Ces croyances, et l’espoir en chaque chose pendant les fêtes de fin d’année, remontent en ces temps très anciens.
L’eau :
L’eau est une substance fortement chargée, elle est le courant qui charrie la vie, mais elle a une période aussi propice que celle du nouvel an, elle devient encore plus puissante magiquement.
En Grande Bretagne, et dans d’autres parties de l’Europe, on croyait au pouvoir de la nouvelle eau, car la première eau de l’année attirait le bien, surtout si c’était de l’eau très fraîche.
Tandis que les cloches sonnaient minuit, les gens se précipitaient avec leurs pichets pour recueillir la crème du puits, et la bonne fortune qui allait avec.
N’oublions pas que depuis toujours, l’eau est source de vie, et qu'elle est essentiel à tous, et aux animaux, c'est la raison pour laquelle de nos jours, il faut éviter de la gaspiller.
La Bûche :
La combustion de la bûche était un rituel important pour s’assurer de la bonne fortune de l’année à venir, ce qui l’était tout autant que le feu, car c’était même vénérée.

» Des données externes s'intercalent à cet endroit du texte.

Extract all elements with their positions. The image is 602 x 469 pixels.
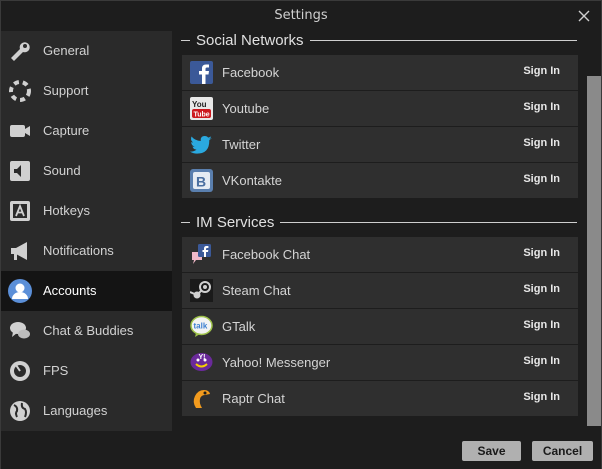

La bûche symbolisait la déité de la végétation, c’est à dire l’Homme Ver, appelé aussi : Greenman.
Dans la légende de Yule, on nous conte que les cendres de la bûche possédaient des pouvoirs magiques de fertilisation.
Ces cendres étaient dispersées dans les champs, afin que la terre donne ses fruits l’année suivante.
Les tendres baisers sous le gui :
Quiconque attendait sous le gui pouvait donner autant de baisers qu’il le souhaitait.
A chaque baiser, un garçon devait cueillir une baie du gui, et quand toutes les baies étaient cueillies, les baisers devaient cesser.
On conte aussi, que si un serviteur refusait d’apporter du lierre à une servante pour décorer ses modestes appartements (sa chambre dans le château du roi), elle avait aussi le droit de refuser le baiser traditionnel sous le gui.
Il était également de coutume de brûler le gui à la 12ème nuit, sinon, certains des jeunes damoiseaux, et jeunes damoiselles qui s’étaient embrassés sous le gui, n’auraient jamais pu se marier.